NEW YORK CITY-It has been a busy first quarter for publicly-traded REIT American Realty Capital Trust. After listing on the NASDAQ Capital Markets in March and filing an $87 million initial public offering earlier in the year, the company’s reinvention has led to a boost in revenues, net operating income and funds from operations—and the upward momentum is expect to continue.
“Our first quarter was all about execution, as you can see from the concrete progress we have been able to achieve,” said William M. Kahane, CEO of ARCT, in a company filing. “Our focus, since listing the company on the NASDAQ and internalizing our management team, has been on reducing our cost of capital so as to improve our earnings. We believe, based on our current results, that we have accomplished this.”
ARCT, which focuses on net-leased pharmacies, banks, restaurants and convenience stores in high-traffic locations to high credit quality tenants, saw its annualized FFO hit $123.6 million, or $0.78 per share, excluding acquisition activities, which was previously forecasted to be approximately $100 million in the next 12 months. The company has also reaffirmed its previously provided 2012 FFO and AFFO guidance of $0.79 to $0.82 per share, Kahane says.
The company reported revenues of $45.6 million, an increase of 118% from $20.9 million in Q1 2011. ARCT’s net operating income also saw an improvement, going from $20.6 million last year to $42.9 million in 2012, a jump of 108%.

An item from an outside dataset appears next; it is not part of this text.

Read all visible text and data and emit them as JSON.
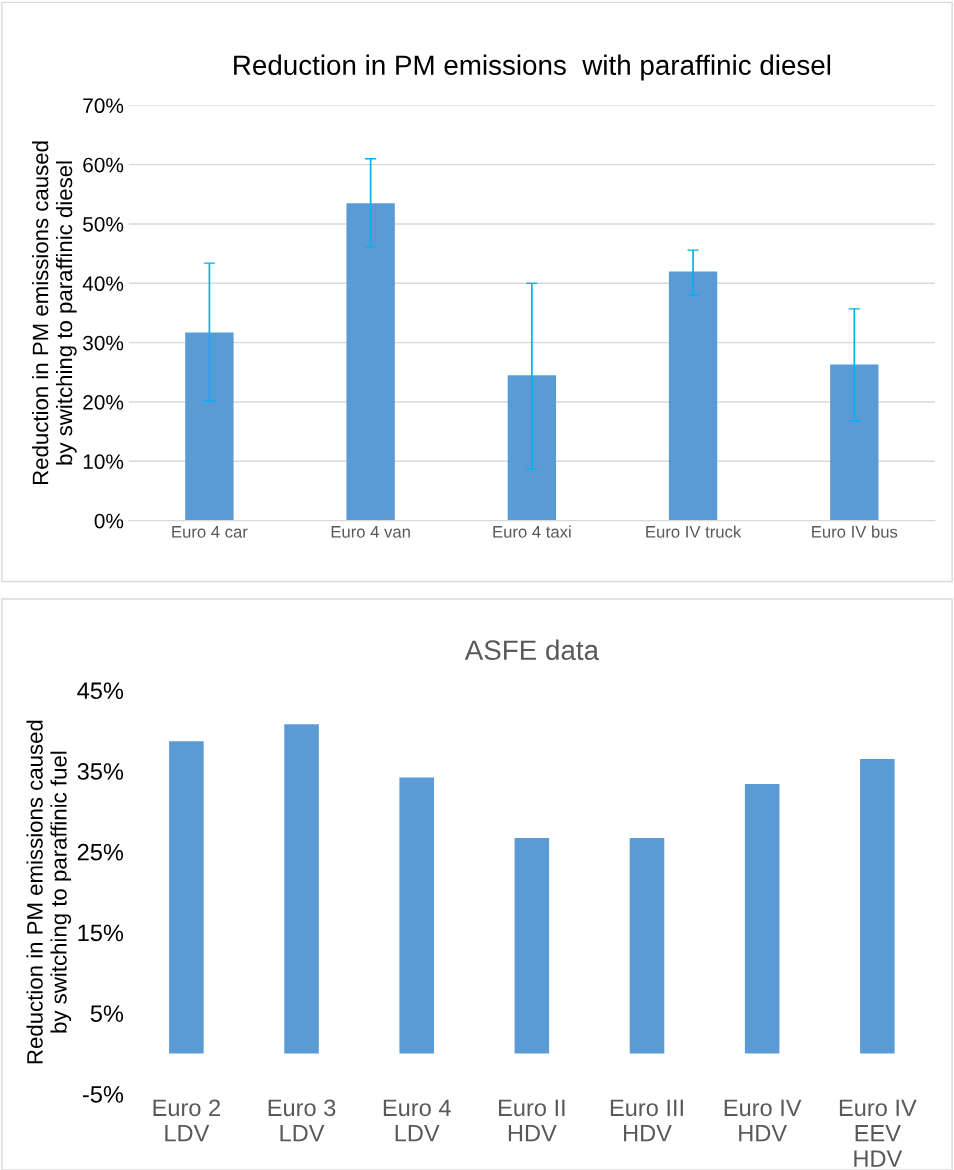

As a result, ARCT has increased its investment grade portfolio percentage and an improved company credit rating. Moody’s upgraded the company to a Ba2 credit rating with a stable outlook from Ba3 after reducing its leverage levels. It completed the tender offer of 20.95 million shares of common stock on April 4, reducing total shares outstanding to approximately 158 million. The company also pre-paid $161.2 million of secured mortgage debt on April 17, resulting in a net annual reduction in interest expenses of $4.3 million.
At the end of Q1, ARCT owns 485 freestanding, single-tenant, net-leased properties, totaling 15.6 million square feet, compared to 318 properties at the same time last year. And more acquisitions are expected.
“Over the next several quarters we plan to focus on continuing to grow the company by harvesting our acquisition pipeline opportunities and further improving our balance sheet metrics to lift our credit ratings,” Kahane says.